Jury begins deliberations in Aaron Brady murder trial

Jury begins deliberations in Aaron Brady murder trial

Aaron Brady, 29, from New Road, Crossmaglen, Co Armagh has pleaded not guilty to the capital murder of Detective Garda Adrian Donohoe. Picture: Collins Courts

The jury in the trial of the man accused of murdering Detective Garda Adrian Donohoe has begun considering their verdicts at the Central Criminal Court.

Aaron Brady, 29, from New Road, Crossmaglen, Co Armagh has pleaded not guilty to the capital murder of Detective Garda Adrian Donohoe who was then a member of An Garda Síochána on active duty on January 25, 2013 at Lordship Credit Union, Bellurgan, Co Louth. 

Mr Brady has also pleaded not guilty to a charge of robbing approximately €7,000 in cash and assorted cheques on the same date and at the same location.

Presiding judge Mr Justice Michael White today advised the five men and seven women to begin by considering the charge of robbery. 

He said that if they find Mr Brady not guilty of that charge it would be illogical to find him guilty of the murder charge. 

The judge added that if they find him guilty of robbery they must then consider the capital murder charge, which he said is "tricky" because there are multiple possible verdicts. 

Making Judgement

Mr Justice White told the jury that the prosecution is saying that Mr Brady did not just participate in the robbery but that he shot Detective Garda Donohoe. 

If the jury is not satisfied beyond a reasonable doubt that Mr Brady shot the garda then they should bring a not guilty verdict, he said.

If they are satisfied that Mr Brady shot the detective, the judge said: "For capital murder you have to be satisfied he knew he was a member of An Garda Síochána on active duty or that he was reckless to that." 

The jury could find Mr Brady guilty of murder but not capital murder if they decide that he was the shooter but did not know that he was shooting a garda and was not reckless to whether he was a garda. 

The judge also pointed out that the defence had raised manslaughter as an alternative verdict.

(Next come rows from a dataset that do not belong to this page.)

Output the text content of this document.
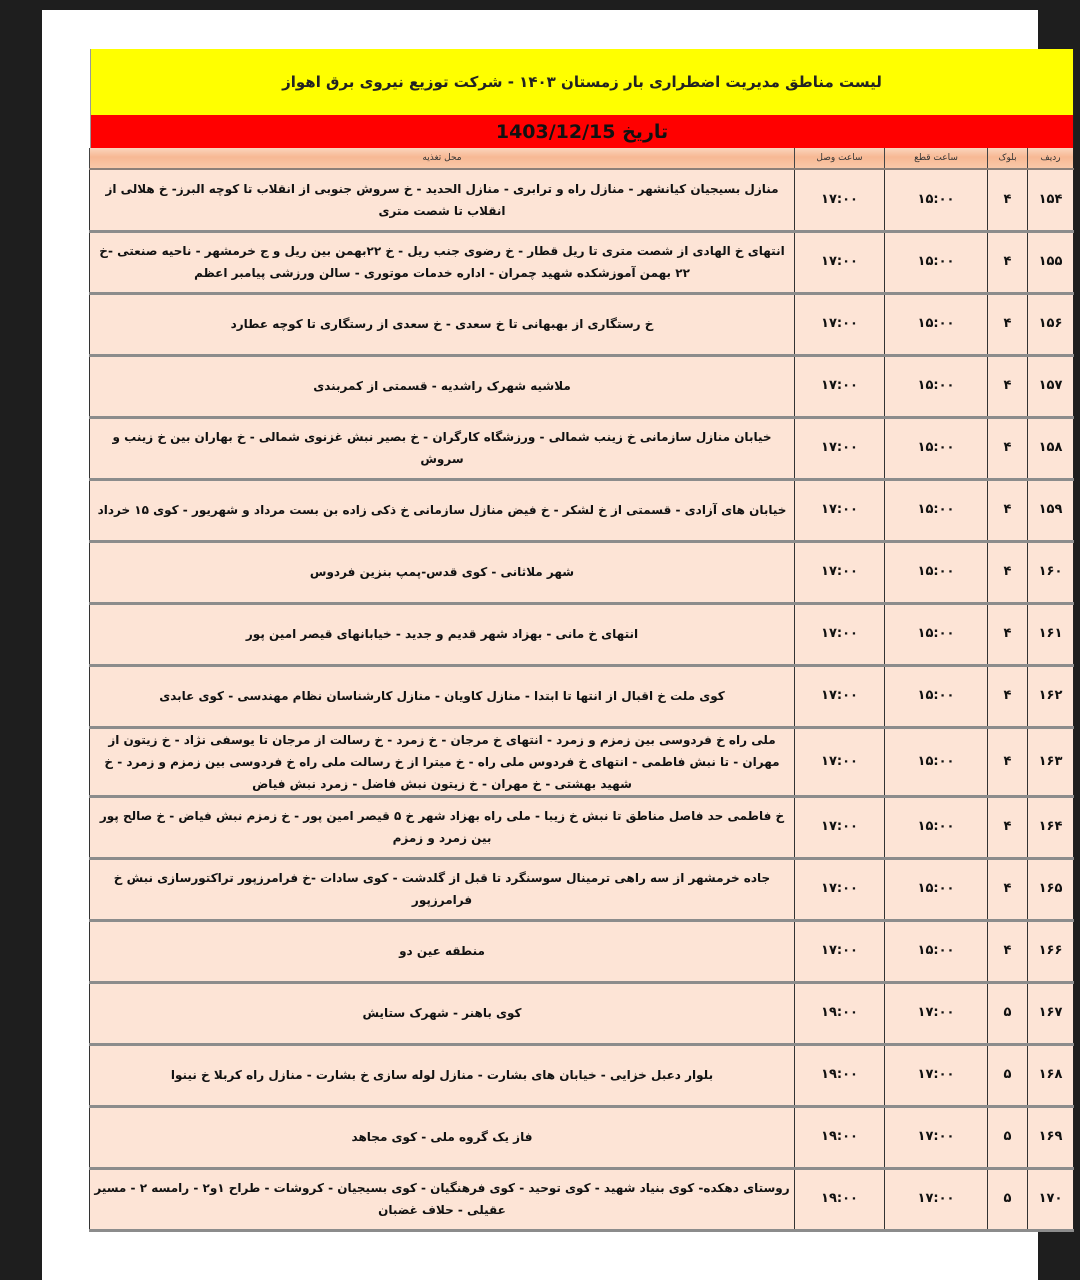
لیست مناطق مدیریت اضطراری بار زمستان ۱۴۰۳ - شرکت توزیع نیروی برق اهواز
تاریخ 1403/12/15
ردیف	بلوک	ساعت قطع	ساعت وصل	محل تغذیه
۱۵۴	۴	۱۵:۰۰	۱۷:۰۰	منازل بسیجیان کیانشهر - منازل راه و ترابری - منازل الحدید - خ سروش جنوبی از انقلاب تا کوچه البرز- خ هلالی از انقلاب تا شصت متری
۱۵۵	۴	۱۵:۰۰	۱۷:۰۰	انتهای خ الهادی از شصت متری تا ریل قطار - خ رضوی جنب ریل - خ ۲۲بهمن بین ریل و ج خرمشهر - ناحیه صنعتی -خ ۲۲ بهمن آموزشکده شهید چمران - اداره خدمات موتوری - سالن ورزشی پیامبر اعظم
۱۵۶	۴	۱۵:۰۰	۱۷:۰۰	خ رستگاری از بهبهانی تا خ سعدی - خ سعدی از رستگاری تا کوچه عطارد
۱۵۷	۴	۱۵:۰۰	۱۷:۰۰	ملاشیه شهرک راشدیه - قسمتی از کمربندی
۱۵۸	۴	۱۵:۰۰	۱۷:۰۰	خیابان منازل سازمانی خ زینب شمالی - ورزشگاه کارگران - خ بصیر نبش غزنوی شمالی - خ بهاران بین خ زینب و سروش
۱۵۹	۴	۱۵:۰۰	۱۷:۰۰	خیابان های آزادی - قسمتی از خ لشکر - خ فیض منازل سازمانی خ ذکی زاده بن بست مرداد و شهریور - کوی ۱۵ خرداد
۱۶۰	۴	۱۵:۰۰	۱۷:۰۰	شهر ملاثانی - کوی قدس-پمپ بنزین فردوس
۱۶۱	۴	۱۵:۰۰	۱۷:۰۰	انتهای خ مانی - بهزاد شهر قدیم و جدید - خیابانهای قیصر امین پور
۱۶۲	۴	۱۵:۰۰	۱۷:۰۰	کوی ملت خ اقبال از انتها تا ابتدا - منازل کاویان - منازل کارشناسان نظام مهندسی - کوی عابدی
۱۶۳	۴	۱۵:۰۰	۱۷:۰۰	ملی راه خ فردوسی بین زمزم و زمرد - انتهای خ مرجان - خ زمرد - خ رسالت از مرجان تا یوسفی نژاد - خ زیتون از مهران - تا نبش فاطمی - انتهای خ فردوس ملی راه - خ میترا از خ رسالت ملی راه خ فردوسی بین زمزم و زمرد - خ شهید بهشتی - خ مهران - خ زیتون نبش فاضل - زمرد نبش فیاض
۱۶۴	۴	۱۵:۰۰	۱۷:۰۰	خ فاطمی حد فاصل مناطق تا نبش خ زیبا - ملی راه بهزاد شهر خ ۵ قیصر امین پور - خ زمزم نبش فیاض - خ صالح پور بین زمرد و زمزم
۱۶۵	۴	۱۵:۰۰	۱۷:۰۰	جاده خرمشهر از سه راهی ترمینال سوسنگرد تا قبل از گلدشت - کوی سادات -خ فرامرزپور تراکتورسازی نبش خ فرامرزپور
۱۶۶	۴	۱۵:۰۰	۱۷:۰۰	منطقه عین دو
۱۶۷	۵	۱۷:۰۰	۱۹:۰۰	کوی باهنر - شهرک ستایش
۱۶۸	۵	۱۷:۰۰	۱۹:۰۰	بلوار دعبل خزایی - خیابان های بشارت - منازل لوله سازی خ بشارت - منازل راه کربلا خ نینوا
۱۶۹	۵	۱۷:۰۰	۱۹:۰۰	فاز یک گروه ملی - کوی مجاهد
۱۷۰	۵	۱۷:۰۰	۱۹:۰۰	روستای دهکده- کوی بنیاد شهید - کوی توحید - کوی فرهنگیان - کوی بسیجیان - کروشات - طراح ۱و۲ - رامسه ۲ - مسیر عقیلی - حلاف غضبان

Mr Justice White explained that manslaughter is an unlawful killing without the intention to kill or cause serious injury. 

He said: "If that's your assessment, it's a matter for you entirely ladies and gentlemen, then you write down, "not guilty of capital murder or murder but guilty of manslaughter"."

The jury will return to the Central Criminal Court tomorrow to continue their deliberations.